January hymn

Lunar

Against all odds, after nearly half a century, I’ve come around to understanding January.

I know, some of you are thinking it took me long enough.

Now that the deepest and darkest of the winter has passed (though the coldest certainly hasn’t), and the observances, rituals and remembrances that must be paid have been paid, my pockets are empty and the land everywhere is draped in white, a table set in quiet anticipation of a celebration to come.

I don’t yet have a mind of winter, but I’ve stopped railing against it (at least this week) and am seeing it for what it is: a pause, an inhale, a still point.

I’m sure I’ve come to this place before, and will again, but today it seems fresh to me, this peace with January. This appreciation of the way the snow sparkles when sunlight strikes the crystals. This feeling that I’m allowed to waste a day reading or thinking or putting words into lines and no one but the animals will expect me to be responsible. This knowledge that the green ground is quietly waiting beneath the snow and ice, that spring is there, truly a coil, that will burst up given half a chance. If only I can be patient.

When my sister and I were little, we played endlessly with a set of wooden blocks, a handful of matchbox cars, and a collection of cheap plastic animals. One of our favorite, recurring games was to build a village for the animals from the blocks. Small houses, neat yards. Horses, cows, sheep, tigers, kittens, an alligator, Indian and African elephants. They all lived in this village. The town plan changed every time we built, but there was always one constant: a “church” with a steeple and an archway for a door. After we’d spent the afternoon building and arranging it all, we’d put the animals in their proper homes, put a lit flashlight in the church and turn off the overhead lights.

There it was. The town sleeping in the glow of the church. All that afternoon of building came to this: nightfall, quiet, and a soft glow.

March through December is raucous. Things are busy sprouting, then growing, then dying, then being cleared away. Plans are made and enacted. And then comes the night and the cold and everything is quiet and suffused by the glow we can’t even see, until January brings it back to us, minute by minute.

Today we have snow and ice, frost and fog. The people who plow our driveway have been by with the sander so we can escape the house if we want, but today (and today only) I have no want. I have everything I need. Everything I (or Dorothy Gale) ever desired is right here now.

Blueberry branches

Path

Edge of the first field

Heading home

Thickly

Beyond

Glitter

In flight

Blue dawn

Dark sunrise

I woke this morning to the dark.

“Woke” is a bit inaccurate, since it felt like I was awake more than asleep last night. Thinking. Those thoughts.

Five years since my mother died. Five years since that dreadful phone call from my father.
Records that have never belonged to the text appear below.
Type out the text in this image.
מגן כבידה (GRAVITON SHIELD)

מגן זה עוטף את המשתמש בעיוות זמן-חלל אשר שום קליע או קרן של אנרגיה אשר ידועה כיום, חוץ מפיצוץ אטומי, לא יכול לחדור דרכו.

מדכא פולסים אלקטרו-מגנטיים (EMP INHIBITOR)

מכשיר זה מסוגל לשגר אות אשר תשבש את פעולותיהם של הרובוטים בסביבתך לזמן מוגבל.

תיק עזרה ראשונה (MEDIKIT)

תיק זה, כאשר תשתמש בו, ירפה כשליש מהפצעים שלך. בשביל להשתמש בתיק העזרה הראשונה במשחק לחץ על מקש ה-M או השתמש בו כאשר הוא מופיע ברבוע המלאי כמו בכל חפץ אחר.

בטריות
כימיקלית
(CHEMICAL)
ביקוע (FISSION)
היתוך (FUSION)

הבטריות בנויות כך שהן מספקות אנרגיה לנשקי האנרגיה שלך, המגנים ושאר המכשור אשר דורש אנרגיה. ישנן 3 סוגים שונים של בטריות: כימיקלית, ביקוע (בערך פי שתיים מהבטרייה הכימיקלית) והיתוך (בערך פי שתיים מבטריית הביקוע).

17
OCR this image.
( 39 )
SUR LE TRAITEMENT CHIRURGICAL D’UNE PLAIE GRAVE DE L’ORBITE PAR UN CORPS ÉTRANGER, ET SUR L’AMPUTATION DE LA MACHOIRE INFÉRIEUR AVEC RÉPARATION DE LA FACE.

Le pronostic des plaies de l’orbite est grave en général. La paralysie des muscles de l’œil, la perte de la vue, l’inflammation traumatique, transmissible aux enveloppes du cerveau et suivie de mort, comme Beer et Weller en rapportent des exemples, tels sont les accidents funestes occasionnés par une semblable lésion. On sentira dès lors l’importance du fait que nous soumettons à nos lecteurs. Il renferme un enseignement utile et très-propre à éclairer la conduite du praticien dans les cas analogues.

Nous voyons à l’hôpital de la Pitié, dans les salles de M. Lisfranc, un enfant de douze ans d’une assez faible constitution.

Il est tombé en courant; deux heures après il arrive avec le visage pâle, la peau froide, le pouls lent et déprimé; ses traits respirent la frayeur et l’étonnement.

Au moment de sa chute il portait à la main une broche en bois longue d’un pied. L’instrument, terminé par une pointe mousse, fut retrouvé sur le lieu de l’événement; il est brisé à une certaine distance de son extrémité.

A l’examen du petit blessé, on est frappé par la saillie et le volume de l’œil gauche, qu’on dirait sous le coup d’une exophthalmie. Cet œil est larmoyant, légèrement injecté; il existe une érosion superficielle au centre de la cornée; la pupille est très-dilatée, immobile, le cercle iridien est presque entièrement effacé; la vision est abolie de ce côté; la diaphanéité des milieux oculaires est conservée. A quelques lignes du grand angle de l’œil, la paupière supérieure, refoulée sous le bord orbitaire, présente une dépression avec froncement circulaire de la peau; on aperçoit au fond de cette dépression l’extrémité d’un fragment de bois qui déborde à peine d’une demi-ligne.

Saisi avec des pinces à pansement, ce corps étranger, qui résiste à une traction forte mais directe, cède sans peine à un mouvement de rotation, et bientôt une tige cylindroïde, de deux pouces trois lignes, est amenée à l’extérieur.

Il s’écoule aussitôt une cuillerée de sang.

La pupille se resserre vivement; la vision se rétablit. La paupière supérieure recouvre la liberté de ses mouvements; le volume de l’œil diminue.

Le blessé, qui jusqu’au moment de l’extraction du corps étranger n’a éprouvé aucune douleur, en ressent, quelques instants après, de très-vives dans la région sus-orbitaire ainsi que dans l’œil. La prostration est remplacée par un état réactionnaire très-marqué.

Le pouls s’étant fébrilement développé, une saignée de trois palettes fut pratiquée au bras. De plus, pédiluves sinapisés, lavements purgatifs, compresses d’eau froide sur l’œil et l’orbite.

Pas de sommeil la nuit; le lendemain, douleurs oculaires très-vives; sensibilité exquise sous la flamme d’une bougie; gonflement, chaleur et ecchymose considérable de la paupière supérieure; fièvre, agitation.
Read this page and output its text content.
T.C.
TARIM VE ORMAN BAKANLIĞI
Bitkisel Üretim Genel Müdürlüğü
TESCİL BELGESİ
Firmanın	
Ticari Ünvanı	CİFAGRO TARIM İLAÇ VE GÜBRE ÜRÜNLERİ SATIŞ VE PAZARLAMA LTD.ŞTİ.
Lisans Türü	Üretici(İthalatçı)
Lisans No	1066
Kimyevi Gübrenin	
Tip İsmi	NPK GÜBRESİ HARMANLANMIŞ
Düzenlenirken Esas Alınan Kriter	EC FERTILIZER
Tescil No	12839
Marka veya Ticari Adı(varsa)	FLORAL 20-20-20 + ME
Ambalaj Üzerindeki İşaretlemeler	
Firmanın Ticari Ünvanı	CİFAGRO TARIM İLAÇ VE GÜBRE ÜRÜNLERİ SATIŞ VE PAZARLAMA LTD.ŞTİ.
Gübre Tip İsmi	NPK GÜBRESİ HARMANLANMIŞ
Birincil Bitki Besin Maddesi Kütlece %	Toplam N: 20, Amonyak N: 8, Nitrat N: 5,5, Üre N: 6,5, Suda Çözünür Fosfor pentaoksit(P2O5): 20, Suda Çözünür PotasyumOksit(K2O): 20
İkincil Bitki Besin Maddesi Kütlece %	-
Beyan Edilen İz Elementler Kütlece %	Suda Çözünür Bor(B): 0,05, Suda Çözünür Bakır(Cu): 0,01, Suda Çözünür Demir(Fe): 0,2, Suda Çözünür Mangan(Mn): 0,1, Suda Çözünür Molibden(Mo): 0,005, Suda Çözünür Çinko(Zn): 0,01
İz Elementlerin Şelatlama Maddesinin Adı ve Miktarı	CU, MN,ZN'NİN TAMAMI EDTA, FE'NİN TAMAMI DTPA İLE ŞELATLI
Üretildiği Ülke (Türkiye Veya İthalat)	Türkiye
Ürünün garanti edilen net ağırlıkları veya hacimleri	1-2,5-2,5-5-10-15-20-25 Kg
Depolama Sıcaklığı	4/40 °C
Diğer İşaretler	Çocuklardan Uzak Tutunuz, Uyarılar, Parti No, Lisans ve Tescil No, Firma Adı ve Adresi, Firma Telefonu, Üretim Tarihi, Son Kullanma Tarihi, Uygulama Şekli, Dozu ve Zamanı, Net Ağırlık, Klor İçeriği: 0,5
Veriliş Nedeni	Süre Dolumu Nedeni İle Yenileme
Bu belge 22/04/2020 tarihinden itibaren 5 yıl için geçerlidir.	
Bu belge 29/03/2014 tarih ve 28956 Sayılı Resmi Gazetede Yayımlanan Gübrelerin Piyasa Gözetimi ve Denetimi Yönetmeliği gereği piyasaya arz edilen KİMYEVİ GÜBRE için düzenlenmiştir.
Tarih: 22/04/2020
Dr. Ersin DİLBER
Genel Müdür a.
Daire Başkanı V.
Five years since I let that howl escape my throat.

In many ways, I feel that span of time as a whirl, the way a lot of us feel time: was that last week, last year, or ten years ago?

Tree, cloud, moon, star

But in other ways, I feel each minute. Each lost minute. I get a little weepy. And angry.

I see a gray-haired woman pushing her shopping cart at the grocery store and I wonder what she would have been like at 70, or 80, or even beyond.

I read about a friend going holiday shopping with her mother, or taking her mother out to lunch on her birthday, and I feel resentful.

I read a book she would have loved and know I just have to send it to her, and I feel surprised when I realize that I can’t.

I see women with their granddaughters, and I feel a longing.

Don’t even talk to me about Mother’s Day.

At 42, I was just learning to be a mother, and finally getting to know my own. We weren’t close when I was growing up. We didn’t have the typical mother-daughter relationship. That only began to grow later, when I was out of college and on my own. We crept closer over the years. We were just starting to figure it out.

I feel cheated.

If I let myself, I can travel quite far down that twisty bumpy road. But it’s a dead end.

I had, and have, a lot more than many people.

Who escapes this life without loss and grief? Is there anyone who doesn’t feel a bit cheated, at least in some way?

I got up this morning and it was dark, and then I saw that crescent moon hiding behind the maple branches.

Striped crescent

I went outside in the dark, no jacket, no socks, no gloves. My fingers were numbing and I was clicking the shutter button over and over, trying to steady myself, trying not to breathe.

Bluing

There’s that moon. She’s gorgeous as ever. She’s out there in the dark, dark night, and in the bluing morning. She’s there, whirling in space by our side, even during the daylight when we can’t see her. She’s there when we search her out, round and full, slim and crescent, new and invisible, tugging at the water in us, making waves.

It’s going to be okay. It’s good to note these anniversaries. It’s good to cry, and then laugh. It’s good to feel loss when it means you’ve had something to lose.

It’s good to go out in the morning, breathe the cold air, be alive, and be part of the dawn.